Je ne suis pas arrivé en disant que telle ou telle chose n’allait pas et qu’il fallait tout changer. J’ai envie d’apporter mes idées, bien sûr, mais sans tout révolutionner. Et oui, j’ai été convaincu que je pouvais m’impliquer dans un projet à long terme.
Votre travail, c’est de structurer l’académie, de former les entraîneurs, de préparer l’avenir?
Nous avons deux responsables d’académie, Mustafa Sejmenovic et Modou Boye, qui font un super travail et qui connaissent l’environnement bien mieux que moi pour l’instant. Je chapeaute tout le secteur qui regroupe l’académie, la deuxième équipe, les filles et les garçons.
Vu de l’extérieur, Yverdon, ça vous inspirait quoi?
Un club qui ressemblait à une petite forteresse, qu’il fallait défendre à tout prix, et des joueurs qui s’investissaient à fond. C’était vraiment le sentiment que j’avais quand j’étais joueur et même des fois, aujourd’hui, quand je marche dans la ville, j’ai ce sentiment. L’identité existe, ici.
C’est une autre langue, une autre mentalité…
Mais je n’ai jamais eu de problème avec ça. Si tu vis à Zoug et tu travailles à Bâle, c’est aussi une autre mentalité. C’est le foot qui m’intéresse. Dès que j’ai compris qu’il y avait ici la possibilité de bien travailler, j’ai dit oui. Si je ne l’avais pas senti, je ne serais pas venu, tout simplement.
Comment ça se fait que vous n’ayez jamais travaillé en Suisse romande avant cet été?
Je ne sais pas, vraiment! Bon, comme footballeur, c’était clair. Après Bâle, je suis allé à GC. Je n’avais pas vraiment de raison particulière de jouer en Suisse romande. Mais comme entraîneur, c’est vraiment le hasard. J’avais beaucoup d’amis «welsches» en plus.
Comme qui?
Oh, il y en a eu beaucoup. Le premier nom qui me vient, c’est Stéphane de Siebenthal. Et puis, j’ai beaucoup aimé travailler à Vaduz avec Steve Gohouri, qui est malheureusement décédé. Ah et puis, j’ai une histoire avec Yverdon, puisque quand j’étais entraîneur à Ulm, j’ai fait venir Leandro Fonseca, le buteur d’YS! J’ai toujours été connecté à la Suisse romande, y compris en équipe nationale, où on parlait toutes les langues. J’avais un avantage par rapport aux autres, du fait que ma mère est Grisonne. Elle parlait le romanche, ça m’a ouvert l’esprit sur les langues et sur l’italien.
Vous êtes l’un des rares Suisses qui comprenne les quatre langues nationales, alors?

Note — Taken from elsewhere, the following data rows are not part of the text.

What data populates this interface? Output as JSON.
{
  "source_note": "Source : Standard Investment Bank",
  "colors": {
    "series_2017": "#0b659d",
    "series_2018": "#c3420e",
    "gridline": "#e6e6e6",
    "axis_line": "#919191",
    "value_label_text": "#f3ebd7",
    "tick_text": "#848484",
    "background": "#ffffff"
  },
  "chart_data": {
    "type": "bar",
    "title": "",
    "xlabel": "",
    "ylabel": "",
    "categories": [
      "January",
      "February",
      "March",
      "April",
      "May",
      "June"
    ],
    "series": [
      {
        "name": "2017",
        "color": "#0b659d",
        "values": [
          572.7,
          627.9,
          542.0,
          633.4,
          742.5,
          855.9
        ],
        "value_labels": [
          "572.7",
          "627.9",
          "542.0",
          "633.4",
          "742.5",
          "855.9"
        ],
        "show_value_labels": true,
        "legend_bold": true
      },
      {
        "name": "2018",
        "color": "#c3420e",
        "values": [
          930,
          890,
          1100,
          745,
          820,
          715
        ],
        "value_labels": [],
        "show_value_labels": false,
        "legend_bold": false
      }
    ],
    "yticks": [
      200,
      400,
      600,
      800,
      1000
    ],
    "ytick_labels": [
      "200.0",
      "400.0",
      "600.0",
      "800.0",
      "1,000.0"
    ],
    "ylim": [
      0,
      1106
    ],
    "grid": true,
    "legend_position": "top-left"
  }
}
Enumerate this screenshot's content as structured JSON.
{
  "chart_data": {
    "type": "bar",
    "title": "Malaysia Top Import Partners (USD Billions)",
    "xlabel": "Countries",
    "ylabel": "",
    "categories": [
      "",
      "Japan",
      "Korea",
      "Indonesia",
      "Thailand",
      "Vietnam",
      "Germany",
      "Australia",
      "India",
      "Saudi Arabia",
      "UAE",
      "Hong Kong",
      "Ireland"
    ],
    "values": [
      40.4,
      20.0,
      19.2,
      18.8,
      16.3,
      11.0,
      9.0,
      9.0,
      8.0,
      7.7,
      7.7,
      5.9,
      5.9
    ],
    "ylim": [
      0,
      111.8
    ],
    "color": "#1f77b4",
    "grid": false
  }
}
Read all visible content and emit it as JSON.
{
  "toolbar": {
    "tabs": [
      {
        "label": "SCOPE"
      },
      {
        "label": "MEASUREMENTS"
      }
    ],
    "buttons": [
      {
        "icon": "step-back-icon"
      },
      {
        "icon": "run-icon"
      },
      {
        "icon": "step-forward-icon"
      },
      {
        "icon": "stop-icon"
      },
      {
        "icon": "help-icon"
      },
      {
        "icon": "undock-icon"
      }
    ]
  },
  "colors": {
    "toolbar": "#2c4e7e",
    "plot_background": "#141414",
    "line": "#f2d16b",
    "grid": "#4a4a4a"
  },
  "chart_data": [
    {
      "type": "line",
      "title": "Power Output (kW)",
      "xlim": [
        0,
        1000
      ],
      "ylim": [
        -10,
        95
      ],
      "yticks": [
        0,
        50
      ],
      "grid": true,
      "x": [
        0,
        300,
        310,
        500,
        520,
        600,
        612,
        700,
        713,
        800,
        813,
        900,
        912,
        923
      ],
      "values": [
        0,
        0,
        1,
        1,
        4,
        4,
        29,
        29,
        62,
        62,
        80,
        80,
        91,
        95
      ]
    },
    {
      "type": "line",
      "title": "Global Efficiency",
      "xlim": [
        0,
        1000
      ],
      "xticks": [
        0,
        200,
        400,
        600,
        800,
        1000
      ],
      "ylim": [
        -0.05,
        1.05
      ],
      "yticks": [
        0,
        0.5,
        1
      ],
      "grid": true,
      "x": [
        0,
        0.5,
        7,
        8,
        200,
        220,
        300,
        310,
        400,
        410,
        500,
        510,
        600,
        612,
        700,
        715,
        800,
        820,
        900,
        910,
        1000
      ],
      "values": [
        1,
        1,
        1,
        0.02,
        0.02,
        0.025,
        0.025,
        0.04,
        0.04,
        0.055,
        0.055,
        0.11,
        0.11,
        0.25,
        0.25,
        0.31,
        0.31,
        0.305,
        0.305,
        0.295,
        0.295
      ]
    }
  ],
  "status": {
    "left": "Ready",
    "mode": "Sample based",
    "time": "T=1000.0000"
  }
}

On peut dire ça, oui (rires).
Vous êtes venu seul ici?
Oui. Je suis marié depuis 40 ans avec mon épouse Sonja et elle sait que je travaille dans le football. C’est comme ça… Mais aujourd’hui, mes deux fils et ma fille sont grands, c’est plus facile. La famille est dans la région de Zoug et de Zurich, c’est à deux heures de voiture d’ici. C’est bien aussi comme ça. Quand je suis à Yverdon, je bosse à fond et les trajets sont parfaits pour réfléchir un peu, passer deux ou trois coups de téléphone.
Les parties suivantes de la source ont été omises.